Sur France Info, le président du CSA a souhaité mercredi que le groupe TF1 "accepte de maintenir" LCI. Avec la conviction que le CSA n'a "commis ni erreur de fait, ni erreur de droit, ni erreur d'appréciation", Olivier Schrameck a expliqué que fermer la chaîne d'information était "la décision du groupe TF1, il lui revient de la prendre", pointant ainsi la responsabilité du groupe dans le drame social qui se profile à LCI.
"Si LCI est en difficulté, c'est parce que LCI a fait un mauvais choix stratégique", lancait Alain Weill lors de son allocution citée plus haut. Car TF1 a longtemps refusé de faire le pari de la TNT, rappelle Libération, "choisissant en 2005 de ne pas proposer sa filiale en gratuit sur la TNT ainsi que le faisait Canal+ avec i-Télé ('LCI n’est pas candidate au cimetière', expliquait son patron d’alors, Jean-Claude Dassier)". Pour Jean-François Rabilloud, ancien présentateur de LCI, licencié en 2012 et interrogé par Arrêt sur images (article payant) ou encore le chroniqueur Bruno Roger-Petit, sur le site du Nouvel Obs, le groupe TF1 paye ses mauvais choix stratégiques. Et ce dernier de témoigner sa solidarité aux "250 personnes qui vont faire les frais de l'aveuglement des directions successives de TF1 qui les ont envoyés dans le mur".

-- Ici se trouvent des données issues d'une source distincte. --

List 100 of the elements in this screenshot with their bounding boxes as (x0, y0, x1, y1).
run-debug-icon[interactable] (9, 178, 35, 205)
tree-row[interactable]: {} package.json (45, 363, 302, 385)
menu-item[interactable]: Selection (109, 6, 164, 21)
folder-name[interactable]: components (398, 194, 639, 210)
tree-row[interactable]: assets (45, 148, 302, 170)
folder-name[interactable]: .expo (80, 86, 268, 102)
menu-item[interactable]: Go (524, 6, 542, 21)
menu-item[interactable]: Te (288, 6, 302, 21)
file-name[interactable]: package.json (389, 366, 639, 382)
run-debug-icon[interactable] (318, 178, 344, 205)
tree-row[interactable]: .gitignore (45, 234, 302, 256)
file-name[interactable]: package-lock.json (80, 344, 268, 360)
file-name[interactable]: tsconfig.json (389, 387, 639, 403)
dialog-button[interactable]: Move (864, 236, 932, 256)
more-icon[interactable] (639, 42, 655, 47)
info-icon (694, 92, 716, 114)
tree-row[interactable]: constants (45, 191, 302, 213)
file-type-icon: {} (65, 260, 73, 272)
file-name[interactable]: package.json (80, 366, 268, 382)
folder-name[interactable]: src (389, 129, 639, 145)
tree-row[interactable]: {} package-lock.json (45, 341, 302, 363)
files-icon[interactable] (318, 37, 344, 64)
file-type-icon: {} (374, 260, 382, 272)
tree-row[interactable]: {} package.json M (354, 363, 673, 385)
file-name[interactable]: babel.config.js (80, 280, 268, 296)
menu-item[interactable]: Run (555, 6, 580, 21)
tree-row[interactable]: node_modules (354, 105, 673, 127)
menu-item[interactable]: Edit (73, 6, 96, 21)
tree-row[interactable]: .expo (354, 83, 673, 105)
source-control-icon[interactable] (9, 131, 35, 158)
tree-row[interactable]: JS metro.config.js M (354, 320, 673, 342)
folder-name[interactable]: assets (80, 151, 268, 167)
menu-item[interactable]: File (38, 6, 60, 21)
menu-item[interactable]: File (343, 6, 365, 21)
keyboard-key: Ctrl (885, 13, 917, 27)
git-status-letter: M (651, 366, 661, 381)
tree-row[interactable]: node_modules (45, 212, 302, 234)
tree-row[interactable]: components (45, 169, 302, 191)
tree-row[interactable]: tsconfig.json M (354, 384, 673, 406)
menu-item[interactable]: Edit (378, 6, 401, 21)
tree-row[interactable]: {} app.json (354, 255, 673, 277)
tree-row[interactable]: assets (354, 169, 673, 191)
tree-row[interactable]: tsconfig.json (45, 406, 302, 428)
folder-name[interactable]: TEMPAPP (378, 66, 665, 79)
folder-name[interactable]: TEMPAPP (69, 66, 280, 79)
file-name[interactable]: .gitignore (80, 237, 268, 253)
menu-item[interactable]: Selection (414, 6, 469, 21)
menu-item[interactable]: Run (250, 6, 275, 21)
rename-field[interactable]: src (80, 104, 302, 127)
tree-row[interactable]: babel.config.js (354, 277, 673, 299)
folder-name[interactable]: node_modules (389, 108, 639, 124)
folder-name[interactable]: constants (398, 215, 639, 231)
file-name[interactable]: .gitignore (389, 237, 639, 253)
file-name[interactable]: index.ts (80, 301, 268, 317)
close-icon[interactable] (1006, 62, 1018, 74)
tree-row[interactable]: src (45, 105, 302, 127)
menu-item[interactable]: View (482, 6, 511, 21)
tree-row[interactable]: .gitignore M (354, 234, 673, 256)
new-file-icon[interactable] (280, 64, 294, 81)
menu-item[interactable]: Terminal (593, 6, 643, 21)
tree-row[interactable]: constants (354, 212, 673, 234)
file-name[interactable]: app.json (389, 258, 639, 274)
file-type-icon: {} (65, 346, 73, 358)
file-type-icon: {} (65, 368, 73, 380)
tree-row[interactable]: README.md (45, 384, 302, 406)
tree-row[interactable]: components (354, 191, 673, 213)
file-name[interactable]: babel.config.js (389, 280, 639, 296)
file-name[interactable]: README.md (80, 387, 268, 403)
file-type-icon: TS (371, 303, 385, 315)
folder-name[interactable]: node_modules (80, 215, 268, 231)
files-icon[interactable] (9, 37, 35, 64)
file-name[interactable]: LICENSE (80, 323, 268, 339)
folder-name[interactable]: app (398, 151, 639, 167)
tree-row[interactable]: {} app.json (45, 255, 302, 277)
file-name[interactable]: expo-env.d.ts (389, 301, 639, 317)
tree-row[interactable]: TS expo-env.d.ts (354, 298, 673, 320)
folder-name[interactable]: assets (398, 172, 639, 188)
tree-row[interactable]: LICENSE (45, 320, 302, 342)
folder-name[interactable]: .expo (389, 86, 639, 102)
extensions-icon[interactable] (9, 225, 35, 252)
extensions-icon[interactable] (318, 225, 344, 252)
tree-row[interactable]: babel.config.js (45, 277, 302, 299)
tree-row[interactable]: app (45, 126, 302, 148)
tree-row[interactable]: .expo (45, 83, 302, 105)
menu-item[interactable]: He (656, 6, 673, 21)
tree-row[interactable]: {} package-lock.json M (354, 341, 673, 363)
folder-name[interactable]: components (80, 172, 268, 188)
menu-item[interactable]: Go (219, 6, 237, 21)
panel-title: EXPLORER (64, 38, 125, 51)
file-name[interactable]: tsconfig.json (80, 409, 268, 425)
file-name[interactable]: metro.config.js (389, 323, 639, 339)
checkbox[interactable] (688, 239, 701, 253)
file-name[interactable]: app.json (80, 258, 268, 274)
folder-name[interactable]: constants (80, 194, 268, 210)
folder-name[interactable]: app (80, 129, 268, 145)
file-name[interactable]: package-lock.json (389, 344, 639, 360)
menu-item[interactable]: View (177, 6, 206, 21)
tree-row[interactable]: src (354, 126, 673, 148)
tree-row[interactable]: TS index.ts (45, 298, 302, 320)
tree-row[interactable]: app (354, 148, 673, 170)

Et si c'était la responsabilité de l'Etat ?
"L'Etat protège BFMTV, i-Télé, adossé au groupe audiovisuel le plus riche de France, Canal+. Le CSA protège ces deux entreprises, dont acte. Qui protège TF1 ?", s'est interrogé la directrice générale adjointe à l'information du groupe TF1, Catherine Nayl, au micro d'Europe 1. Si elle accuse l'Etat d'avoir, par le biais du CSA, "assassiné" la chaîne, d'autres personnalités, citées par Le Huffington Post, ont également accusé l'organisme d'être à la solde du gouvernement. A commencer par l'UMP, via un communiqué signé de l'élu du Nord, Sébastien Huyghe : "Nul ne peut remettre en cause les compétences éminentes du président que Monsieur Hollande a choisi pour le CSA [Olivier Schramek, ancien chef de cabinet de Lionel Jospin]... Pas plus que sa proximité, par ailleurs, avec la gauche et le Parti socialiste !", dénonce-t-il avant d'ajouter : "La mise à mort de LCI est-elle une décision politique ?"
Rappelant que des personnalités socialistes, telles Bruno Le Roux, Jean-Christophe Cambadélis ou encore Christophe Girard, ont déploré la décision du CSA, Le Monde.fr (article payant) met à mal cet argument. Six des neuf membres du CSA ont en effet été nommés par la droite.